From Italy, my literary journey next took me to Czechia, a part of Europe I admit I have rarely explored. The first name that comes to mind when Czechia is mentioned is Milan Kundera. A more recent discovery is Bohumil Hrabal. Earlier this year, I encountered Ivan Klíma and his novel Love and Garbage. Curious, I obtained a copy of the book. I think I have heard of him somewhere, maybe in some must-read lists. Nevertheless, my interest was piqued and I obtained a copy of the book which I decided to include in my ongoing foray into the works of European literature, ahead of the other books gathering dust on my bookshelf.
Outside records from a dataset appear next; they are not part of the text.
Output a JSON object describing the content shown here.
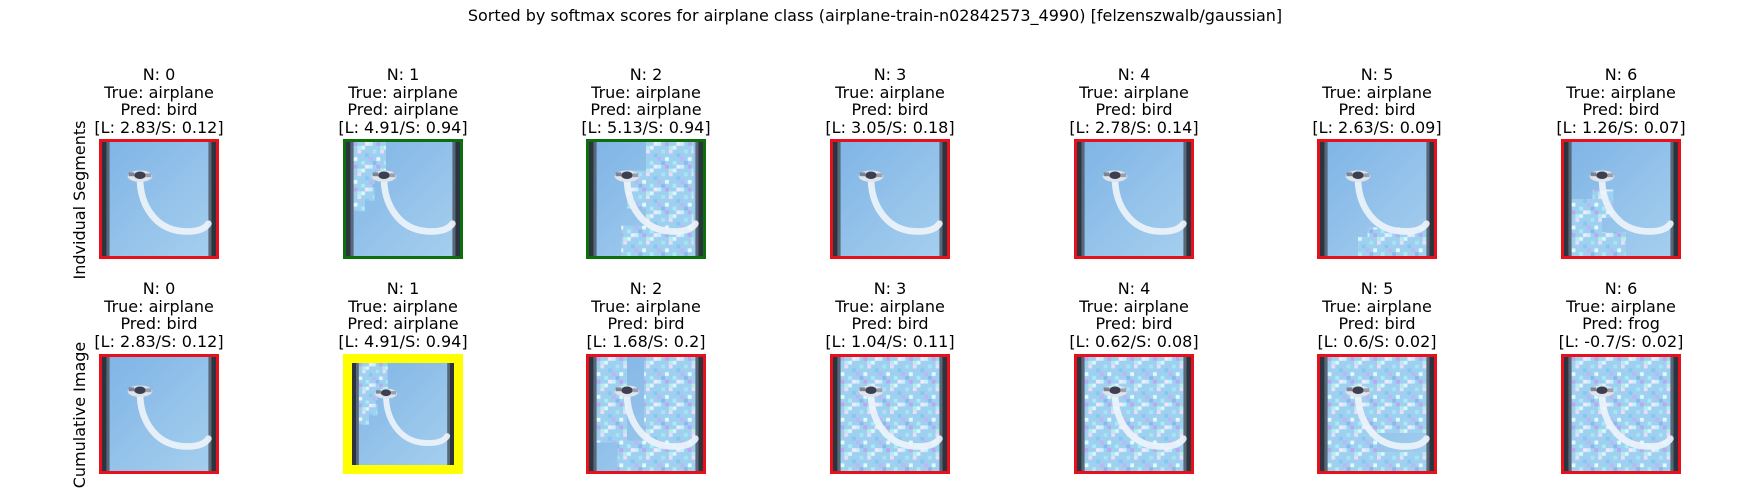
{
  "title": "Sorted by softmax scores for airplane class (airplane-train-n02842573_4990) [felzenszwalb/gaussian]",
  "row_labels": [
    "Indvidual Segments",
    "Cumulative Image"
  ],
  "colors": {
    "red": "#e8101a",
    "green": "#0c6f0c",
    "yellow": "#ffff00",
    "sky": "#8cc0e9"
  },
  "chart_data": {
    "type": "image-grid",
    "rows": [
      {
        "name": "Indvidual Segments",
        "panels": [
          {
            "n": "N: 0",
            "true": "True: airplane",
            "pred": "Pred: bird",
            "score": "[L: 2.83/S: 0.12]",
            "L": 2.83,
            "S": 0.12,
            "border": "red",
            "noise": "none"
          },
          {
            "n": "N: 1",
            "true": "True: airplane",
            "pred": "Pred: airplane",
            "score": "[L: 4.91/S: 0.94]",
            "L": 4.91,
            "S": 0.94,
            "border": "green",
            "noise": "top-left"
          },
          {
            "n": "N: 2",
            "true": "True: airplane",
            "pred": "Pred: airplane",
            "score": "[L: 5.13/S: 0.94]",
            "L": 5.13,
            "S": 0.94,
            "border": "green",
            "noise": "right"
          },
          {
            "n": "N: 3",
            "true": "True: airplane",
            "pred": "Pred: bird",
            "score": "[L: 3.05/S: 0.18]",
            "L": 3.05,
            "S": 0.18,
            "border": "red",
            "noise": "none"
          },
          {
            "n": "N: 4",
            "true": "True: airplane",
            "pred": "Pred: bird",
            "score": "[L: 2.78/S: 0.14]",
            "L": 2.78,
            "S": 0.14,
            "border": "red",
            "noise": "none"
          },
          {
            "n": "N: 5",
            "true": "True: airplane",
            "pred": "Pred: bird",
            "score": "[L: 2.63/S: 0.09]",
            "L": 2.63,
            "S": 0.09,
            "border": "red",
            "noise": "bottom"
          },
          {
            "n": "N: 6",
            "true": "True: airplane",
            "pred": "Pred: bird",
            "score": "[L: 1.26/S: 0.07]",
            "L": 1.26,
            "S": 0.07,
            "border": "red",
            "noise": "bottom-left"
          }
        ]
      },
      {
        "name": "Cumulative Image",
        "panels": [
          {
            "n": "N: 0",
            "true": "True: airplane",
            "pred": "Pred: bird",
            "score": "[L: 2.83/S: 0.12]",
            "L": 2.83,
            "S": 0.12,
            "border": "red",
            "noise": "none"
          },
          {
            "n": "N: 1",
            "true": "True: airplane",
            "pred": "Pred: airplane",
            "score": "[L: 4.91/S: 0.94]",
            "L": 4.91,
            "S": 0.94,
            "border": "yellow",
            "noise": "top-left"
          },
          {
            "n": "N: 2",
            "true": "True: airplane",
            "pred": "Pred: bird",
            "score": "[L: 1.68/S: 0.2]",
            "L": 1.68,
            "S": 0.2,
            "border": "red",
            "noise": "left-right"
          },
          {
            "n": "N: 3",
            "true": "True: airplane",
            "pred": "Pred: bird",
            "score": "[L: 1.04/S: 0.11]",
            "L": 1.04,
            "S": 0.11,
            "border": "red",
            "noise": "most"
          },
          {
            "n": "N: 4",
            "true": "True: airplane",
            "pred": "Pred: bird",
            "score": "[L: 0.62/S: 0.08]",
            "L": 0.62,
            "S": 0.08,
            "border": "red",
            "noise": "most"
          },
          {
            "n": "N: 5",
            "true": "True: airplane",
            "pred": "Pred: bird",
            "score": "[L: 0.6/S: 0.02]",
            "L": 0.6,
            "S": 0.02,
            "border": "red",
            "noise": "most-bottom"
          },
          {
            "n": "N: 6",
            "true": "True: airplane",
            "pred": "Pred: frog",
            "score": "[L: -0.7/S: 0.02]",
            "L": -0.7,
            "S": 0.02,
            "border": "red",
            "noise": "all"
          }
        ]
      }
    ]
  }
}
Originally published in 1986 – three years before the fall of the Czech regime – in Czech as Láska a smetí, Love and Garbage is widely considered Klíma’s most successful and most important work. Set in the Czech capital of Prague, the heart of the novel is an anonymous street sweeper who relates the story from his perspective. Before becoming a street sweeper, he was a writer. However, his works were not allowed by the regime to be published; in a way, it reflects Klíma’s case during the regime as his works were also banned. The former writer’s new occupation took him across the city. As he is shuttled across the city to pick up its daily refuse, he finds himself getting transported to the past. It also allowed him time to contemplate his journey as a writer. We learn that he is writing a thesis about Franz Kafka, one of the greatest writers to live who was also a son of Prague, although he was cognizant that this thesis wouldn’t see the light of day. The slender novel was a rumination about literature in general. The narrator, a survivor of the ghetto, found reprieve in literature during the darkest phase of his life. While rather slender, Love and Garbage is an engaging read packed with a lot of punch.
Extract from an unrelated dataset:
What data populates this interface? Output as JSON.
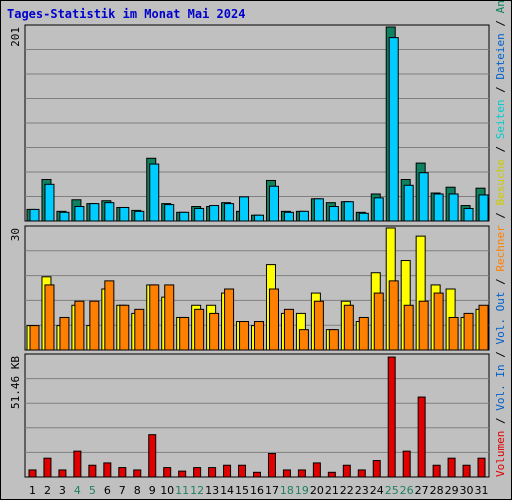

My three-book journey in the past week concluded with a familiar writer. Spanish writer Carlos Ruiz Zafón’s The Shadow of the Wind was ubiquitous, prompting me to obtain a copy of the book although I was barely interested in it, at the onset. Reading the book during the height of the pandemic, however, made me rue how I kept pushing back the book when it was ultimately one of the most atmospheric and engaging reads I ever had. That was how I became a fan of Ruiz Zafón. I was saddened by the news of his demise during the pandemic. After The Shadow of the Wind, I resolved to read the rest of the books in The Cemetery of Forgotten Books series.
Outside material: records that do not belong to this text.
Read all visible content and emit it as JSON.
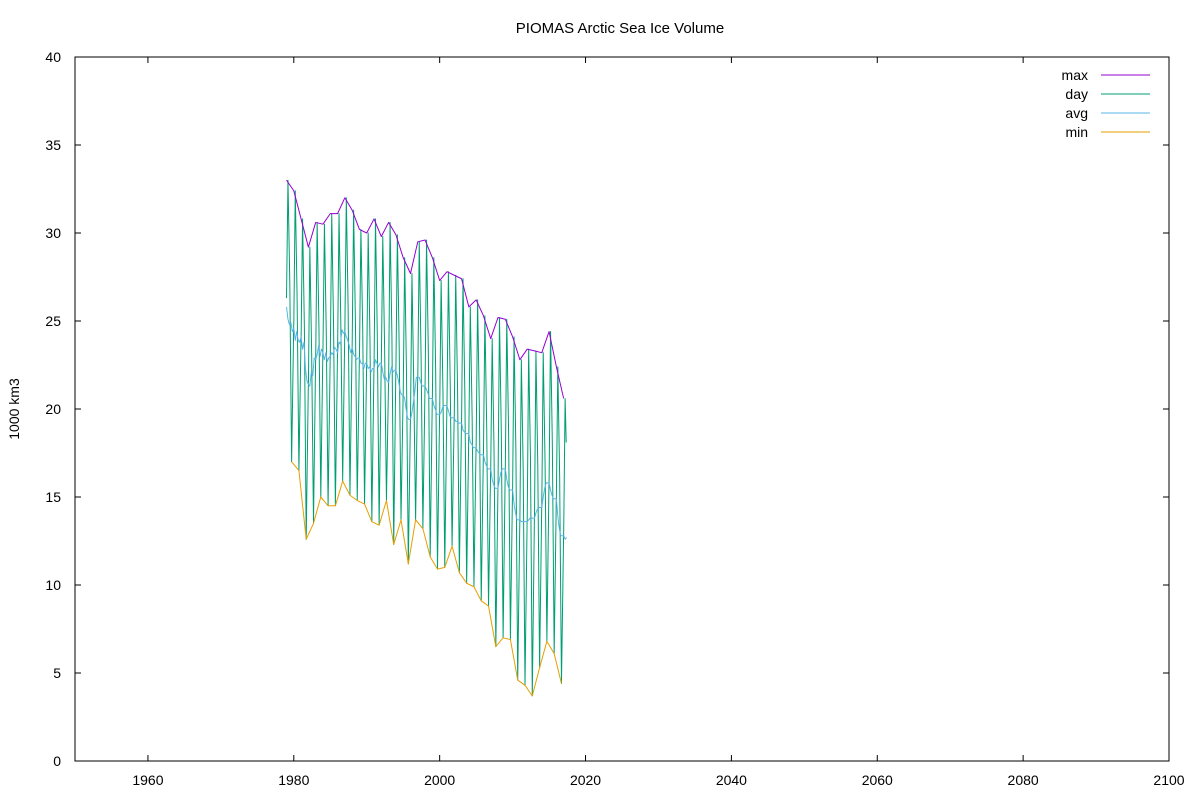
{
  "chart_data": {
    "type": "line",
    "title": "PIOMAS Arctic Sea Ice Volume",
    "xlabel": "",
    "ylabel": "1000 km3",
    "xlim": [
      1950,
      2100
    ],
    "ylim": [
      0,
      40
    ],
    "x_ticks": [
      1960,
      1980,
      2000,
      2020,
      2040,
      2060,
      2080,
      2100
    ],
    "y_ticks": [
      0,
      5,
      10,
      15,
      20,
      25,
      30,
      35,
      40
    ],
    "grid": false,
    "legend_position": "top-right",
    "series": [
      {
        "name": "max",
        "color": "#9400d3",
        "x": [
          1979,
          1980,
          1981,
          1982,
          1983,
          1984,
          1985,
          1986,
          1987,
          1988,
          1989,
          1990,
          1991,
          1992,
          1993,
          1994,
          1995,
          1996,
          1997,
          1998,
          1999,
          2000,
          2001,
          2002,
          2003,
          2004,
          2005,
          2006,
          2007,
          2008,
          2009,
          2010,
          2011,
          2012,
          2013,
          2014,
          2015,
          2016,
          2017
        ],
        "y": [
          33.0,
          32.4,
          30.8,
          29.2,
          30.6,
          30.5,
          31.1,
          31.1,
          32.0,
          31.3,
          30.2,
          30.0,
          30.8,
          29.8,
          30.6,
          29.9,
          28.6,
          27.7,
          29.5,
          29.6,
          28.6,
          27.3,
          27.8,
          27.6,
          27.4,
          25.8,
          26.2,
          25.3,
          24.0,
          25.2,
          25.1,
          24.1,
          22.8,
          23.4,
          23.3,
          23.2,
          24.4,
          22.4,
          20.6
        ]
      },
      {
        "name": "day",
        "color": "#009e73",
        "x": [
          1979.0,
          1979.2,
          1979.45,
          1979.7,
          1979.99,
          1980.0,
          1980.2,
          1980.45,
          1980.7,
          1980.99,
          1981.0,
          1981.2,
          1981.45,
          1981.7,
          1981.99,
          1982.0,
          1982.2,
          1982.45,
          1982.7,
          1982.99,
          1983.0,
          1983.2,
          1983.45,
          1983.7,
          1983.99,
          1984.0,
          1984.2,
          1984.45,
          1984.7,
          1984.99,
          1985.0,
          1985.2,
          1985.45,
          1985.7,
          1985.99,
          1986.0,
          1986.2,
          1986.45,
          1986.7,
          1986.99,
          1987.0,
          1987.2,
          1987.45,
          1987.7,
          1987.99,
          1988.0,
          1988.2,
          1988.45,
          1988.7,
          1988.99,
          1989.0,
          1989.2,
          1989.45,
          1989.7,
          1989.99,
          1990.0,
          1990.2,
          1990.45,
          1990.7,
          1990.99,
          1991.0,
          1991.2,
          1991.45,
          1991.7,
          1991.99,
          1992.0,
          1992.2,
          1992.45,
          1992.7,
          1992.99,
          1993.0,
          1993.2,
          1993.45,
          1993.7,
          1993.99,
          1994.0,
          1994.2,
          1994.45,
          1994.7,
          1994.99,
          1995.0,
          1995.2,
          1995.45,
          1995.7,
          1995.99,
          1996.0,
          1996.2,
          1996.45,
          1996.7,
          1996.99,
          1997.0,
          1997.2,
          1997.45,
          1997.7,
          1997.99,
          1998.0,
          1998.2,
          1998.45,
          1998.7,
          1998.99,
          1999.0,
          1999.2,
          1999.45,
          1999.7,
          1999.99,
          2000.0,
          2000.2,
          2000.45,
          2000.7,
          2000.99,
          2001.0,
          2001.2,
          2001.45,
          2001.7,
          2001.99,
          2002.0,
          2002.2,
          2002.45,
          2002.7,
          2002.99,
          2003.0,
          2003.2,
          2003.45,
          2003.7,
          2003.99,
          2004.0,
          2004.2,
          2004.45,
          2004.7,
          2004.99,
          2005.0,
          2005.2,
          2005.45,
          2005.7,
          2005.99,
          2006.0,
          2006.2,
          2006.45,
          2006.7,
          2006.99,
          2007.0,
          2007.2,
          2007.45,
          2007.7,
          2007.99,
          2008.0,
          2008.2,
          2008.45,
          2008.7,
          2008.99,
          2009.0,
          2009.2,
          2009.45,
          2009.7,
          2009.99,
          2010.0,
          2010.2,
          2010.45,
          2010.7,
          2010.99,
          2011.0,
          2011.2,
          2011.45,
          2011.7,
          2011.99,
          2012.0,
          2012.2,
          2012.45,
          2012.7,
          2012.99,
          2013.0,
          2013.2,
          2013.45,
          2013.7,
          2013.99,
          2014.0,
          2014.2,
          2014.45,
          2014.7,
          2014.99,
          2015.0,
          2015.2,
          2015.45,
          2015.7,
          2015.99,
          2016.0,
          2016.2,
          2016.45,
          2016.7,
          2016.99,
          2017.0,
          2017.2,
          2017.35
        ],
        "y": [
          26.3,
          33.0,
          27.2,
          17.0,
          24.8,
          24.8,
          32.4,
          26.4,
          16.5,
          24.0,
          24.0,
          30.8,
          24.7,
          12.6,
          21.3,
          21.3,
          29.2,
          23.1,
          13.5,
          22.8,
          22.8,
          30.6,
          24.6,
          15.0,
          23.4,
          23.4,
          30.5,
          24.4,
          14.5,
          22.9,
          22.9,
          31.1,
          24.8,
          14.5,
          23.1,
          23.1,
          31.1,
          24.8,
          15.9,
          24.4,
          24.4,
          32.0,
          25.7,
          15.1,
          23.5,
          23.5,
          31.3,
          24.9,
          14.8,
          22.9,
          22.9,
          30.2,
          24.5,
          14.6,
          22.6,
          22.6,
          30.0,
          23.8,
          13.6,
          22.3,
          22.3,
          30.8,
          24.2,
          13.4,
          22.6,
          22.6,
          29.8,
          23.5,
          14.8,
          21.5,
          21.5,
          30.6,
          24.2,
          12.3,
          22.2,
          22.2,
          29.9,
          23.5,
          13.7,
          20.8,
          20.8,
          28.6,
          22.1,
          11.2,
          19.4,
          19.4,
          27.7,
          21.3,
          13.7,
          21.8,
          21.8,
          29.5,
          23.1,
          13.2,
          21.3,
          21.3,
          29.6,
          23.2,
          11.6,
          20.6,
          20.6,
          28.6,
          22.2,
          10.9,
          19.7,
          19.7,
          27.3,
          21.0,
          11.0,
          20.2,
          20.2,
          27.8,
          21.4,
          12.2,
          19.5,
          19.5,
          27.6,
          21.2,
          10.7,
          19.2,
          19.2,
          27.4,
          21.0,
          10.1,
          18.6,
          18.6,
          25.8,
          19.6,
          9.9,
          17.8,
          17.8,
          26.2,
          19.8,
          9.1,
          17.4,
          17.4,
          25.3,
          18.9,
          8.8,
          16.6,
          16.6,
          24.0,
          17.8,
          6.5,
          15.5,
          15.5,
          25.2,
          18.7,
          7.0,
          16.6,
          16.6,
          25.1,
          18.7,
          6.9,
          15.4,
          15.4,
          24.1,
          17.7,
          4.6,
          13.7,
          13.7,
          22.8,
          16.6,
          4.3,
          13.6,
          13.6,
          23.4,
          17.2,
          3.7,
          13.8,
          13.8,
          23.3,
          16.9,
          5.3,
          14.4,
          14.4,
          23.2,
          17.0,
          6.8,
          15.8,
          15.8,
          24.4,
          18.0,
          6.1,
          14.9,
          14.9,
          22.4,
          16.2,
          4.4,
          12.8,
          12.8,
          20.6,
          18.1
        ]
      },
      {
        "name": "avg",
        "color": "#56b4e9",
        "x": [
          1979.0,
          1979.2,
          1979.4,
          1979.6,
          1979.8,
          1980.0,
          1980.2,
          1980.4,
          1980.6,
          1980.8,
          1981.0,
          1981.2,
          1981.4,
          1981.6,
          1981.8,
          1982.0,
          1982.2,
          1982.4,
          1982.6,
          1982.8,
          1983.0,
          1983.2,
          1983.4,
          1983.6,
          1983.8,
          1984.0,
          1984.2,
          1984.4,
          1984.6,
          1984.8,
          1985.0,
          1985.2,
          1985.4,
          1985.6,
          1985.8,
          1986.0,
          1986.2,
          1986.4,
          1986.6,
          1986.8,
          1987.0,
          1987.2,
          1987.4,
          1987.6,
          1987.8,
          1988.0,
          1988.2,
          1988.4,
          1988.6,
          1988.8,
          1989.0,
          1989.2,
          1989.4,
          1989.6,
          1989.8,
          1990.0,
          1990.2,
          1990.4,
          1990.6,
          1990.8,
          1991.0,
          1991.2,
          1991.4,
          1991.6,
          1991.8,
          1992.0,
          1992.2,
          1992.4,
          1992.6,
          1992.8,
          1993.0,
          1993.2,
          1993.4,
          1993.6,
          1993.8,
          1994.0,
          1994.2,
          1994.4,
          1994.6,
          1994.8,
          1995.0,
          1995.2,
          1995.4,
          1995.6,
          1995.8,
          1996.0,
          1996.2,
          1996.4,
          1996.6,
          1996.8,
          1997.0,
          1997.2,
          1997.4,
          1997.6,
          1997.8,
          1998.0,
          1998.2,
          1998.4,
          1998.6,
          1998.8,
          1999.0,
          1999.2,
          1999.4,
          1999.6,
          1999.8,
          2000.0,
          2000.2,
          2000.4,
          2000.6,
          2000.8,
          2001.0,
          2001.2,
          2001.4,
          2001.6,
          2001.8,
          2002.0,
          2002.2,
          2002.4,
          2002.6,
          2002.8,
          2003.0,
          2003.2,
          2003.4,
          2003.6,
          2003.8,
          2004.0,
          2004.2,
          2004.4,
          2004.6,
          2004.8,
          2005.0,
          2005.2,
          2005.4,
          2005.6,
          2005.8,
          2006.0,
          2006.2,
          2006.4,
          2006.6,
          2006.8,
          2007.0,
          2007.2,
          2007.4,
          2007.6,
          2007.8,
          2008.0,
          2008.2,
          2008.4,
          2008.6,
          2008.8,
          2009.0,
          2009.2,
          2009.4,
          2009.6,
          2009.8,
          2010.0,
          2010.2,
          2010.4,
          2010.6,
          2010.8,
          2011.0,
          2011.2,
          2011.4,
          2011.6,
          2011.8,
          2012.0,
          2012.2,
          2012.4,
          2012.6,
          2012.8,
          2013.0,
          2013.2,
          2013.4,
          2013.6,
          2013.8,
          2014.0,
          2014.2,
          2014.4,
          2014.6,
          2014.8,
          2015.0,
          2015.2,
          2015.4,
          2015.6,
          2015.8,
          2016.0,
          2016.2,
          2016.4,
          2016.6,
          2016.8,
          2017.0,
          2017.2,
          2017.4
        ],
        "y": [
          25.8,
          25.1,
          24.8,
          24.9,
          24.4,
          24.6,
          23.9,
          24.4,
          23.9,
          23.8,
          24.1,
          23.4,
          23.8,
          22.3,
          21.6,
          21.4,
          21.3,
          22.1,
          21.9,
          22.9,
          22.8,
          23.1,
          23.6,
          23.0,
          23.4,
          23.2,
          22.8,
          23.2,
          22.7,
          22.9,
          23.0,
          23.2,
          23.1,
          23.5,
          23.4,
          23.2,
          23.8,
          23.7,
          24.5,
          24.3,
          24.4,
          24.1,
          23.9,
          23.6,
          23.2,
          23.5,
          23.1,
          23.0,
          22.8,
          22.9,
          22.9,
          22.6,
          22.6,
          22.3,
          22.6,
          22.6,
          22.3,
          22.4,
          22.1,
          22.3,
          22.3,
          22.8,
          22.6,
          22.4,
          22.6,
          22.6,
          22.1,
          21.7,
          21.8,
          21.6,
          21.5,
          22.0,
          22.4,
          22.1,
          22.2,
          22.2,
          21.9,
          21.5,
          21.0,
          20.8,
          20.8,
          20.6,
          20.0,
          19.5,
          19.4,
          19.4,
          19.8,
          20.4,
          21.0,
          21.8,
          21.8,
          21.8,
          21.5,
          21.3,
          21.3,
          21.3,
          21.1,
          20.9,
          20.6,
          20.6,
          20.6,
          20.2,
          20.0,
          19.7,
          19.7,
          19.7,
          19.8,
          20.1,
          20.2,
          20.2,
          20.2,
          19.9,
          19.6,
          19.5,
          19.5,
          19.5,
          19.3,
          19.3,
          19.2,
          19.2,
          19.2,
          18.8,
          18.7,
          18.6,
          18.6,
          18.6,
          18.1,
          18.0,
          17.8,
          17.8,
          17.8,
          17.6,
          17.5,
          17.4,
          17.4,
          17.4,
          17.0,
          16.8,
          16.6,
          16.6,
          16.6,
          16.0,
          15.7,
          15.5,
          15.5,
          15.5,
          16.0,
          16.4,
          16.6,
          16.6,
          16.6,
          16.0,
          15.6,
          15.4,
          15.4,
          15.4,
          14.6,
          14.1,
          13.7,
          13.7,
          13.7,
          13.6,
          13.6,
          13.6,
          13.6,
          13.6,
          13.7,
          13.8,
          13.8,
          13.8,
          13.8,
          14.1,
          14.3,
          14.4,
          14.4,
          14.4,
          15.0,
          15.5,
          15.8,
          15.8,
          15.8,
          15.4,
          15.1,
          14.9,
          14.9,
          14.9,
          13.9,
          13.2,
          12.8,
          12.8,
          12.8,
          12.6,
          12.7
        ]
      },
      {
        "name": "min",
        "color": "#e69f00",
        "x": [
          1979.7,
          1980.7,
          1981.7,
          1982.7,
          1983.7,
          1984.7,
          1985.7,
          1986.7,
          1987.7,
          1988.7,
          1989.7,
          1990.7,
          1991.7,
          1992.7,
          1993.7,
          1994.7,
          1995.7,
          1996.7,
          1997.7,
          1998.7,
          1999.7,
          2000.7,
          2001.7,
          2002.7,
          2003.7,
          2004.7,
          2005.7,
          2006.7,
          2007.7,
          2008.7,
          2009.7,
          2010.7,
          2011.7,
          2012.7,
          2013.7,
          2014.7,
          2015.7,
          2016.7
        ],
        "y": [
          17.0,
          16.5,
          12.6,
          13.5,
          15.0,
          14.5,
          14.5,
          15.9,
          15.1,
          14.8,
          14.6,
          13.6,
          13.4,
          14.8,
          12.3,
          13.7,
          11.2,
          13.7,
          13.2,
          11.6,
          10.9,
          11.0,
          12.2,
          10.7,
          10.1,
          9.9,
          9.1,
          8.8,
          6.5,
          7.0,
          6.9,
          4.6,
          4.3,
          3.7,
          5.3,
          6.8,
          6.1,
          4.4
        ]
      }
    ]
  }
}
The second book in the series is The Angel’s Game, originally published in 2008. Like its predecessor, the novel is in early 20th-century Barcelona and charts the story of David Martin. When he was 14, his father was murdered in front of the Barcelona newspaper office where he works. Pedro Vidal, one of the newspaper’s owners, gave David a job as an assistant. A couple of years later, David became successful in writing sensationalist crime stories under the pseudonym Ignatius B. Samson. He also moved into a once-abandoned Gothic tower house where he works on his novels. His life started to unravel when he was 28. He learned that he had an inoperable brain tumor and that he had under a year to live. Amidst this personal and professional turmoil – he was also in love with Cristina, Vidal’s wife – he sought counsel from Sempere, an old bookseller and surrogate father figure to him. Sempere took him to the labyrinthine library known as the Cemetery of Forgotten Books; readers of the first book would be familiar with this. Around this time, a mysterious French publisher named Andreas Corelli offered him 100,000 francs for a book. A young writer wanna-be named Isabella also popped into his life. As the story moved forward, several layers were being unpeeled. While it was engaging, I was not as impressed as I was with The Shadow of the Wind.